Missbrauchs-Enthüllung im SOS-Kinderdorf: Betroffene Marina Hubmann veröffentlicht Buch, berichtet brutale Gewalt, gründet Unterstützungsverein. Leitungswechsel bei SOS-Kinderdorf Österreich. Heimleitung zeigte früher keine Konsequenzen bei Missbrauchsanzeigen.

Betroffene: „Ich bin fast gestorben“ - tirol.ORF.at

18.04.2026 19.01 Online seit heute, 19.01 Uhr

Betroffene: „Ich bin fast gestorben“

Die von schweren Misshandlungen im SOS-Kinderdorf betroffene 43-jährige Tirolerin Marina Hubmann hat das Erlebte nun in Buchform zusammenfasst. Sie kam im Alter von sieben Jahren mit ihren Geschwistern aus prekären Familienverhältnissen in ein SOS-Kinderdorf in der Steiermark und wurde dort jahrelang von ihrer Kinderdorfmutter misshandelt.

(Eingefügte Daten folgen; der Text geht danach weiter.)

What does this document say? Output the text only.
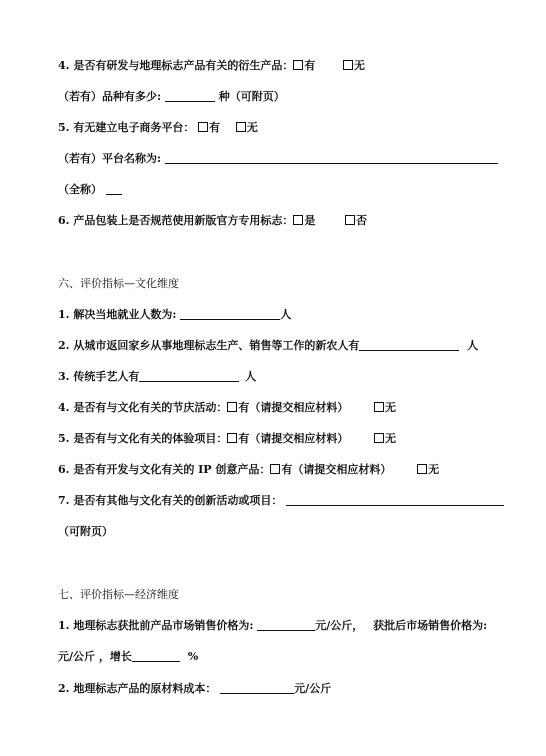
4. 是否有研发与地理标志产品有关的衍生产品： 有	无
（若有）品种有多少:	种（可附页）
5. 有无建立电子商务平台： 有 无
（若有）平台名称为:
（全称）
6. 产品包装上是否规范使用新版官方专用标志： 是	否
六、评价指标—文化维度
1. 解决当地就业人数为:	人
2. 从城市返回家乡从事地理标志生产、销售等工作的新农人有	人
3. 传统手艺人有	人
4. 是否有与文化有关的节庆活动： 有（请提交相应材料）	无
5. 是否有与文化有关的体验项目： 有（请提交相应材料）	无
6. 是否有开发与文化有关的 IP 创意产品： 有（请提交相应材料）	无
7. 是否有其他与文化有关的创新活动或项目：
（可附页）
七、评价指标—经济维度
1. 地理标志获批前产品市场销售价格为:	元/公斤， 获批后市场销售价格为:
元/公斤 ，增长	%
2. 地理标志产品的原材料成本：	元/公斤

Marina Hubmann hat im SOS-Kinderdorf im steirischen Stübing zwischen 1989 und 1993 vor allem durch ihre damalige Kinderdorfmutter brutale Gewalt erfahren müssen. Kinder, die in solche Einrichtungen wie das SOS Kinderdorf kommen seien eigentlich die vulnerabelste Gruppe, weil sie aus sozial schwachen Familien kommen, teilweise keine Eltern mehr haben und oft zuvor bereits Schlimmes erlebt haben, so Hubmann.

Statt geschützt worden zu sein, sei sie aber nur noch mehr traumatisiert worden: „Es war Gewalt auf allen Ebenen. Das war für mich gefühlt wie in einem Kriegsgebiet. Ich habe einfach schauen müssen, dass ich irgendwie überlebe und habe so meine Strategien entwickelt, dass ich es auch konnte – weil ich fast gestorben bin.“

Hubmann will Bewusstsein in der Bevölkerung schärfen

Über ihre Zeit im SOS Kinderdorf hat Marina Hubmann ein Buch geschrieben, das kürzlich erschienen ist. Mit dem Schritt an die Öffentlichkeit und der Gründung eines Unterstützungsvereins wolle sie Missbrauchsopfern von Kinderheimsystemen eine Stimme geben und das Bewusstsein in der Gesellschaft für die Problematik schärfen, sagt die 43-Jährige.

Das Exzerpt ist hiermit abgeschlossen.